A review of And the Mountains Echoed, by Khaled Hosseini
@@@@@ (5 out of 5)
In town recently for a probing interview conducted by Berkeleyside co-founder Frances Dinkelspiel, best-selling novelist Khaled Hosseini spoke about his craft much as any storyteller of our pre-literate past might have done.
“I just start writing and hope something happens,” he said. The interview took place June 23, 2013, before a capacity crowd in the chapel at the capacious First Congregational Church of Berkeley under the auspices of Berkeley Arts & Letters.
Hosseini starts with characters he cares about and sets out to tell their stories. “You should be really excited about writing when you get up in the morning,” he insisted. If he loses interest in the characters, he’ll throw out as many as ten chapters and start all over again.
“I spend years with these characters,” Hosseini explained. “There’s an internal dialogue that goes on” as they develop in surprising ways.
And the Mountains Echoed began as a “linear novel” about a young brother and sister, Abdullah and Pari, born in an Afghan village in the late 1940s. However, as Hosseini started to write, he began to wonder how some of the minor characters that had cropped up would fit into the narrative. For example, the children’s uncle Nabi “became central to the story” as the writing proceeded, and Nabi’s connection to a Greek doctor working for an NGO in Kabul subsequently took the story to a small Greek island as the doctor, too, emerged as a major character.
The result of Hosseini’s organic writing process is a novel that is at once intensely personal and broad in scope — a story that captures a half-century slice of Afghan history as it relates the lives of Abdullah, Pari, and their family from the peaceful era of the mid-20th Century in Afghanistan to the present day in the South Bay below San Francisco. Compared to Hosseini’s previous novels, which verged on tear-jerker melodrama despite (or perhaps because of?) their universal appeal, And the Mountains Echoed is more ambitious, more nuanced, more insightful, and engages Hosseini himself far more.
This book firmly establishes Khaled Hosseini as one of the finest novelists working today. He belongs among that handful of post-colonial writers — including V. S. Naipaul, Chinua Achebe, and Nadine Gordimer — who were born within cultures unfamiliar to “the West” and serve as our interpreters of the intercultural experience.

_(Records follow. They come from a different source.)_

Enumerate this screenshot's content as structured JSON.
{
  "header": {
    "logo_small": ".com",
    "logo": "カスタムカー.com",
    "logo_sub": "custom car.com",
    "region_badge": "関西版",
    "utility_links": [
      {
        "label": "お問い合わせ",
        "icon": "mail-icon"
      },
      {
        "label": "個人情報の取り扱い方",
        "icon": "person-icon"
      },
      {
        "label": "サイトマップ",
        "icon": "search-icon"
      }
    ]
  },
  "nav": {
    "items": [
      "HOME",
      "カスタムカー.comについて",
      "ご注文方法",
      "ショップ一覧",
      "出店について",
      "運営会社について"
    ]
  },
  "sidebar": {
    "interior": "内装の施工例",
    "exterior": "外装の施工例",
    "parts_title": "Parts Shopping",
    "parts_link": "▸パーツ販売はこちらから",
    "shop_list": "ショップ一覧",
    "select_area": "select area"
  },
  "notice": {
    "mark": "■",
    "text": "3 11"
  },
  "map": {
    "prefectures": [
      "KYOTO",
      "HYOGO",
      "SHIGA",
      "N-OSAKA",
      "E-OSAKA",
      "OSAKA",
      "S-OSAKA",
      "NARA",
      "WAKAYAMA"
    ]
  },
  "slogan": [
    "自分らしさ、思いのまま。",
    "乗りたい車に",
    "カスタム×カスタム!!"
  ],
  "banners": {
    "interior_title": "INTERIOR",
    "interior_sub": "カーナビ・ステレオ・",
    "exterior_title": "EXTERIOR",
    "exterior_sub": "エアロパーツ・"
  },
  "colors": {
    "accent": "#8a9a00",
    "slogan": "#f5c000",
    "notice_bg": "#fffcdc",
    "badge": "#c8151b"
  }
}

Khaled Hosseini, now 48, has lived in the United States since the age of 15, when his family secured political asylum and moved to San Jose. (A Communist coup had just toppled the Afghan King, and Hosseini and his family were fortunate to be living in Paris, where his father was a diplomat.) A physician, Hosseini practiced medicine in the South Bay for a decade until shortly after the runaway success of his first novel, The Kite Runner, persuaded him to turn to full-time writing. Collectively, his three novels — A Thousand Splendid Suns was the second — have sold more than 38 million copies.
Late in her interview, Dinkelspiel asked the author what plans he had for his next book. “I have a few ideas,” Hosseini said, “but I really won’t know what will happen until I sit down at the keyboard.”